The dramatic decline in the hand-rolled sector caught Sampoerna by surprise. The company initially responded with a hiring freeze and early retirement incentives. Then, in 2014, Sampoerna closed down two recently opened hand-rolling factories in East Java (Lumajang and Jember), laying off nearly 5,000 workers and leaving the company with five Sampoerna-operated factories (one in Malang, three in Surabaya, and one in Probolinggo). The vast majority of workers in these factories are women, and few who lose their jobs can replace them with blue-collar work that provides comparable salaries and benefits.

In 2015, in response to ongoing sector decline, Sampoerna reduced its contracts with 38 Third Party Operators (TPO) by 27.5 percent, which led to further workforce reductions, although TPO workers are generally far less well paid. Meanwhile, Sampoerna has been growing its machine-rolled production capacity by adding new factory production facilities outside of Jakarta (Karawang) to complement its facility near Surabaya (Pasuruan). This has done little to offset the overall trend of factory workforce decline. Hand-rollers typically produce well over 300 cigarettes an hour, but machines in mechanized factories can produce 10,000 cigarettes a minute. I sought to understand how these different factories were organized, and how they related to one another, through factory visits, interviews, and a month I spent working in Sampoerna’s hand-rolling plant in Malang, where I learned how to hand-roll, trim, and pack kretek.

I also studied how Sampoerna is transforming the distribution and retail network that places cigarettes within easy reach of smokers. Around two million small, independently owned stores and kiosks scattered across the Indonesian archipelago bring bulk goods and mass commodities into urban alleyways and remote mountain hamlets. These small stores provide ubiquitous points-of-sale for cigarettes, sold as both single sticks and packs to Indonesians of all ages.
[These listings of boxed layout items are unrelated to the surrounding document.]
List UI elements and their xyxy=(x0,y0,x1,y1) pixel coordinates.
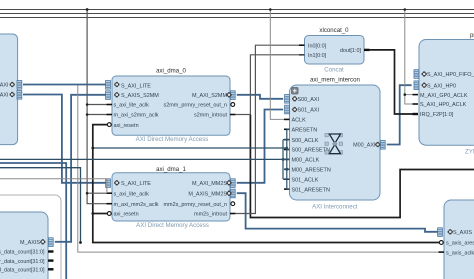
junction LA on reset vertical xyxy=(91,147,94,150)
svg-text:Concat: Concat xyxy=(324,67,344,74)
block left interconnect (partial) xyxy=(0,34,18,145)
wire clock/reset rail 1 xyxy=(0,9,474,11)
junction clock dma0 a xyxy=(86,103,89,106)
port stub fifo M_AXIS xyxy=(48,238,53,247)
svg-text:M_AXI_GP0_ACLK: M_AXI_GP0_ACLK xyxy=(420,93,468,99)
port stub ps7 S_AXI_HP0 xyxy=(414,81,419,90)
svg-text:s_axi_lite_aclk: s_axi_lite_aclk xyxy=(114,103,150,109)
port stub dma0 S_AXI_LITE xyxy=(106,81,111,90)
svg-text:S_AXI_LITE: S_AXI_LITE xyxy=(121,181,151,187)
wire clock branch dma0 lite aclk xyxy=(87,104,106,106)
wire LA vertical at intercon xyxy=(286,129,288,189)
wire B2 left_ic M01_AXI to dma1 S_AXI_LITE xyxy=(23,95,106,183)
port stub left_ic M01_AXI xyxy=(17,91,22,100)
junction LA M00_ARESETN xyxy=(285,168,288,171)
svg-text:s_axi_lite_aclk: s_axi_lite_aclk xyxy=(114,191,150,197)
junction L1 xyxy=(282,158,285,161)
svg-text:S01_ACLK: S01_ACLK xyxy=(292,177,319,183)
port stub fifo rd_data_count xyxy=(48,268,54,270)
port stub intercon M00_AXI xyxy=(380,141,385,150)
wire In1 upper from dma0 introut xyxy=(250,55,304,115)
svg-text:M_AXI_MM2S: M_AXI_MM2S xyxy=(192,181,227,187)
wire clock vertical to dma clocks xyxy=(87,10,106,204)
port stub dma0 s_axi_lite_aclk xyxy=(107,104,113,106)
svg-text:s_axis_aclk: s_axis_aclk xyxy=(446,250,474,256)
port stub intercon S00_AXI xyxy=(285,95,290,104)
svg-text:S00_AXI: S00_AXI xyxy=(298,97,320,103)
port stub fifo wr_data_count xyxy=(48,259,54,261)
svg-text:In1[0:0]: In1[0:0] xyxy=(308,53,327,59)
port stub dma1 axi_resetn bubble xyxy=(107,212,111,216)
wire B1 left_ic M00_AXI to dma0 S_AXI_LITE xyxy=(23,84,106,86)
svg-text:S_AXI_LITE: S_AXI_LITE xyxy=(121,83,151,89)
junction VA rail xyxy=(269,8,272,11)
port stub dma1 M_AXI_MM2S xyxy=(230,179,235,188)
port stub fifoR s_axis_aclk xyxy=(439,251,445,253)
port stub intercon ARESETN xyxy=(284,128,290,130)
wire L2 blue from left edge down xyxy=(0,163,66,279)
port stub intercon S01_ARESETN xyxy=(284,188,290,190)
junction clock dma0 b xyxy=(86,113,89,116)
wire K1 concat dout to ps7 IRQ_F2P xyxy=(369,50,413,114)
svg-text:M00_ARESETN: M00_ARESETN xyxy=(292,168,331,174)
wire VA rail to intercon ACLK xyxy=(270,10,284,120)
junction clock rail xyxy=(86,8,89,11)
port stub ps7 M_AXI_GP0_ACLK xyxy=(413,94,419,96)
wire L3 stub M00_ARESETN xyxy=(284,168,287,170)
wire LA reset trunk to intercon aresetns xyxy=(93,147,287,149)
svg-text:axis_wr_data_count[31:0]: axis_wr_data_count[31:0] xyxy=(0,259,45,265)
port stub ps7 IRQ_F2P (bus) xyxy=(413,113,419,115)
port stub concat dout (bus) xyxy=(364,49,370,51)
svg-text:axis_rd_data_count[31:0]: axis_rd_data_count[31:0] xyxy=(0,268,45,274)
svg-text:axi_dma_1: axi_dma_1 xyxy=(156,166,186,173)
wire B7 dma1 M_AXIS_MM2S to fifoR S_AXIS xyxy=(237,193,438,232)
junction LA corner xyxy=(285,147,288,150)
svg-text:M_AXIS: M_AXIS xyxy=(20,240,40,246)
junction reset dma1 xyxy=(91,212,94,215)
svg-text:AXI Interconnect: AXI Interconnect xyxy=(312,204,358,211)
wire aclk dogleg to dma1 lite clock xyxy=(0,179,107,193)
wire B4 dma0 M_AXI_S2MM to intercon S00_AXI xyxy=(237,95,283,99)
junction clock dma1 a xyxy=(86,192,89,195)
svg-text:AXI: AXI xyxy=(0,83,9,89)
port stub dma0 s2mm_introut xyxy=(230,114,236,116)
port stub intercon ACLK xyxy=(284,118,290,120)
wire clock2 vertical to fifoR aclk xyxy=(78,85,439,252)
block axi_mem_intercon xyxy=(290,77,381,211)
svg-text:AXI Direct Memory Access: AXI Direct Memory Access xyxy=(136,222,209,229)
port stub dma1 m_axi_mm2s_aclk xyxy=(107,203,113,205)
svg-text:axi_mem_intercon: axi_mem_intercon xyxy=(310,77,360,84)
svg-text:xlconcat_0: xlconcat_0 xyxy=(319,27,349,34)
port stub dma0 axi_resetn (active-low bubble) xyxy=(107,123,111,127)
svg-text:S00_ARESETN: S00_ARESETN xyxy=(292,148,330,154)
port stub intercon M00_ACLK xyxy=(284,158,290,160)
svg-text:S01_ARESETN: S01_ARESETN xyxy=(292,187,330,193)
wire clock branch dma1 lite aclk xyxy=(87,192,106,194)
wire B6 intercon M00_AXI to ps7 S_AXI_HP0 xyxy=(387,85,412,144)
port stub ps7 S_AXI_HP0_FIFO_CTRL xyxy=(414,70,419,79)
port stub intercon S00_ACLK xyxy=(284,139,290,141)
svg-text:mm2s_prmry_reset_out_n: mm2s_prmry_reset_out_n xyxy=(164,202,227,208)
wire ps7 clock branch gp0 xyxy=(405,94,413,96)
port stub dma1 mm2s_prmry_reset_out_n bubble xyxy=(231,202,235,206)
port stub dma0 S_AXIS_S2MM xyxy=(106,91,111,100)
port stub intercon S00_ARESETN xyxy=(284,149,290,151)
svg-text:M00_AXI: M00_AXI xyxy=(353,143,376,149)
port stub dma1 S_AXI_LITE xyxy=(106,179,111,188)
wire L1 clock from left edge to M00_ACLK xyxy=(0,158,290,160)
block processing_system7 (partial right) xyxy=(419,32,474,156)
svg-text:mm2s_introut: mm2s_introut xyxy=(194,212,227,218)
svg-text:axis_data_count[31:0]: axis_data_count[31:0] xyxy=(0,250,45,256)
svg-text:M00_ACLK: M00_ACLK xyxy=(292,158,320,164)
svg-text:S_AXIS_S2MM: S_AXIS_S2MM xyxy=(121,93,159,99)
svg-text:S00_ACLK: S00_ACLK xyxy=(292,138,319,144)
svg-text:m_axi_s2mm_aclk: m_axi_s2mm_aclk xyxy=(114,113,159,119)
wire rail 3 xyxy=(0,17,474,19)
svg-text:s_axis_aresetn: s_axis_aresetn xyxy=(446,241,474,247)
hierarchy boundary box around fifo xyxy=(0,195,61,279)
junction ps7 clock rail xyxy=(404,8,407,11)
svg-text:In0[0:0]: In0[0:0] xyxy=(308,43,327,49)
wire B3 fifo M_AXIS to dma0 S_AXIS_S2MM xyxy=(55,95,106,242)
wire K2 wrap net lower xyxy=(250,115,474,218)
svg-text:axi_resetn: axi_resetn xyxy=(114,123,139,129)
svg-text:M_AXIS_MM2S: M_AXIS_MM2S xyxy=(188,191,227,197)
port stub dma1 mm2s_introut xyxy=(230,213,236,215)
port stub dma1 s_axi_lite_aclk xyxy=(107,192,113,194)
block axi_dma_0 xyxy=(112,68,230,143)
wire B5 dma1 M_AXI_MM2S to intercon S01_AXI xyxy=(237,110,283,183)
svg-text:S_AXI_HP0: S_AXI_HP0 xyxy=(427,83,456,89)
wire rail 2 xyxy=(0,13,474,15)
port stub ps7 S_AXI_HP0_ACLK xyxy=(413,103,419,105)
port stub intercon S01_ACLK xyxy=(284,178,290,180)
port stub dma1 M_AXIS_MM2S xyxy=(230,189,235,198)
svg-text:AXI Direct Memory Access: AXI Direct Memory Access xyxy=(136,136,209,143)
port stub intercon M00_ARESETN xyxy=(284,168,290,170)
svg-text:AXI: AXI xyxy=(0,93,9,99)
svg-text:ACLK: ACLK xyxy=(292,118,307,124)
svg-text:ARESETN: ARESETN xyxy=(292,128,318,134)
port stub dma0 s2mm_prmry_reset_out_n bubble xyxy=(231,103,235,107)
wire K3 reset net xyxy=(93,125,440,243)
svg-text:axi_dma_0: axi_dma_0 xyxy=(156,68,186,75)
junction L3 xyxy=(285,168,288,171)
port stub fifoR S_AXIS xyxy=(438,228,443,237)
wire dma0 s2mm_introut branch xyxy=(235,114,250,116)
svg-text:processing_system7_0: processing_system7_0 xyxy=(470,32,474,39)
port stub fifoR s_axis_aresetn bubble xyxy=(439,241,443,245)
svg-text:s2mm_introut: s2mm_introut xyxy=(194,113,227,119)
svg-text:S_AXIS: S_AXIS xyxy=(453,230,472,236)
wire K3 branch dma1 resetn xyxy=(93,213,108,215)
svg-text:m_axi_mm2s_aclk: m_axi_mm2s_aclk xyxy=(114,202,159,208)
svg-text:dout[1:0]: dout[1:0] xyxy=(340,48,362,54)
port stub dma0 M_AXI_S2MM xyxy=(230,91,235,100)
block xlconcat_0 xyxy=(305,27,365,74)
port stub dma0 m_axi_s2mm_aclk xyxy=(107,114,113,116)
wire In0 from dma1 mm2s_introut xyxy=(235,45,299,213)
wire L3 reset from left edge down to bottom resets xyxy=(0,168,81,243)
wire ps7 clock vertical xyxy=(405,10,413,105)
block axis fifo right-bottom (partial) xyxy=(444,200,474,279)
port stub intercon S01_AXI xyxy=(285,105,290,114)
svg-text:S_AXI_HP0_ACLK: S_AXI_HP0_ACLK xyxy=(420,102,467,108)
wire L1 branch vertical S00_ACLK S01_ACLK xyxy=(282,140,284,180)
intercon expand button xyxy=(292,88,299,95)
junction ps7 clock gp0 xyxy=(404,93,407,96)
port stub concat In1 xyxy=(299,54,305,56)
wire clock branch dma0 s2mm aclk xyxy=(87,114,106,116)
block axis_data_fifo left-bottom (partial) xyxy=(0,212,48,279)
svg-text:IRQ_F2P[1:0]: IRQ_F2P[1:0] xyxy=(420,112,454,118)
svg-text:S01_AXI: S01_AXI xyxy=(298,108,320,114)
port stub concat In0 xyxy=(299,44,305,46)
block axi_dma_1 xyxy=(112,166,230,229)
intercon crossbar icon xyxy=(325,134,343,155)
svg-text:ZYNQ7 P: ZYNQ7 P xyxy=(465,149,474,156)
port stub fifo axis_data_count xyxy=(48,250,54,252)
port stub left_ic M00_AXI xyxy=(17,81,22,90)
svg-text:M_AXI_S2MM: M_AXI_S2MM xyxy=(192,93,228,99)
svg-text:s2mm_prmry_reset_out_n: s2mm_prmry_reset_out_n xyxy=(164,103,227,109)
svg-text:axi_resetn: axi_resetn xyxy=(114,212,139,218)
junction L3 bottom xyxy=(79,241,82,244)
svg-text:S_AXI_HP0_FIFO_CTRL: S_AXI_HP0_FIFO_CTRL xyxy=(427,72,474,78)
They also furnish the scaffolding for the cigarette advertising that saturates contemporary Indonesian public space.

While this infrastructure forms part of the taken-for-granted backdrop of everyday life in Indonesia, cigarette companies wage hard-fought wars over sponsorship opportunities, advertising space, and whose brands will stand erect and visible or be kept hidden and dormant. The small stores’ dual role in cigarette sales and advertising is now threatened, however, by the explosive growth of chain convenience stores like Indomaret and Alfamart, as well as stronger regulation of cigarette advertising practices, with Jakarta already implementing new restrictions on outdoor and indoor advertising. Sampoerna is responding to these threats with efforts to turn storeowners into Sampoerna product advocates and to modernize select stores such that they can compete with chain convenience stores. Through these labor-intensive efforts to reform and recuperate value from an ad hoc retail infrastructure, Sampoerna has been rethinking store products and layouts, the roles of sales agents and storeowners, and dominant theories of consumer behavior and desire. 

Due to Indonesia’s generally lax regulatory environment and ubiquitous cigarette marketing on television, billboards, kiosks, and at popular youth-oriented concerts and sporting events, foreign observers are wont to note with a mix of humor and alarm that visiting the country is “like stepping back in time.” An episode of HBO’s Vice depicted Indonesia as Tobaccoland: “the last outpost of pure unfiltered smoking freedom.” This time-travel imagery of Indonesia, however, risks obfuscating the cultural particularity of the Indonesian cigarette market and the corporate labor that is going into maintaining it, as well as the ways in which the industry has honed its strategies and is actively working to anticipate future regulatory restrictions.